WekaをMicrosoft Excelなどの表計算ソフトと連携するとき,ファイル形式の不一致が問題になることがあります.
少しずつですが,Wekaで扱えるファイル形式も増えてきていますが,現在のところExcelなどの商用ソフトの独自形式は直接読み込めません.
この場合,CSV(Comma Sepalated Values)ファイルを用いるのが一般的ですので,その方法を紹介します.

準備

以下,用いる記号の意味を列挙します.

  • $…コマンドラインの始まり
  • …weka.jarまでのパス
  • CSVファイル名とファイルまでのパス
  • …出力とするArff形式のファイル

また,コマンドライン(シェル)からJVMであるjavaが起動することを確認してください.
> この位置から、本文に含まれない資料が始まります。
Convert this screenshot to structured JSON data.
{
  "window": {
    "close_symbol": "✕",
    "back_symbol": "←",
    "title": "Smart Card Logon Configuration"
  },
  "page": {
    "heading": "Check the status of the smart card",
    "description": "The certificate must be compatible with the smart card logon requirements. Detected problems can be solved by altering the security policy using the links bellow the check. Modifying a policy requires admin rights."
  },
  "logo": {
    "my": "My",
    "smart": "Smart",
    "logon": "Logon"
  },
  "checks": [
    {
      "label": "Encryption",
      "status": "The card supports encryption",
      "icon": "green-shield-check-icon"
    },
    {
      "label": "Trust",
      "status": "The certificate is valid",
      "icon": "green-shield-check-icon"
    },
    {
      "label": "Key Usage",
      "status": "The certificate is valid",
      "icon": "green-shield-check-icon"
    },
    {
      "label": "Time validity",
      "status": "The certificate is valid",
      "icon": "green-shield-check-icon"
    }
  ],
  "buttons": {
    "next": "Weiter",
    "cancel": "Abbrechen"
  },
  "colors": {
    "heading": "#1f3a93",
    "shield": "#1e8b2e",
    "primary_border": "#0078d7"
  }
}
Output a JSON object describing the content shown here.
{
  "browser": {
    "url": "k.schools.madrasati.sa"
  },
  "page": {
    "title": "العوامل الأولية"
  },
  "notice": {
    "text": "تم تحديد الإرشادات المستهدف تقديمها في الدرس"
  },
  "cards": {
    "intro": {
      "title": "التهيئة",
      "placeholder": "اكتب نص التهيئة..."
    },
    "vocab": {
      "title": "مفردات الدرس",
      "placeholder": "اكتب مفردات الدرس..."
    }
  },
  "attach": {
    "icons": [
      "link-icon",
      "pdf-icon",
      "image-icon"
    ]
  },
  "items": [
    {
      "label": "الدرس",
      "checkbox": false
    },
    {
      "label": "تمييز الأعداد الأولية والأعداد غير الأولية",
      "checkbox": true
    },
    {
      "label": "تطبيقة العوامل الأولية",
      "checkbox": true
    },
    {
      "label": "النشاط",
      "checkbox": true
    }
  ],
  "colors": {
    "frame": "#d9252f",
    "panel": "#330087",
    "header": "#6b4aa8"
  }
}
Weka3.6以上では,SunのJava1.5以上が必要です.以下のように確認してみてください.

$ java -version

CSVファイル→Arffファイルへの変換

CSVファイルからArffファイルへの変換はweka.core.converters.CSVLoaderクラスを用います.
同じパッケージには,WekaのGUIで読み込めるファイル形式のローダーとArffを任意の形式で保存するセーバー(*Saver)の各クラスが用意されています.


このパッケージのクラスは共通で,第一引数にファイル名を必要とし,変換後のファイルは標準出力に出力されます.
そのため,コマンドラインから用いる場合は,リダイレクションを用いて出力ファイルの保存を行います.
コマンドラインでの実行は以下のようになります.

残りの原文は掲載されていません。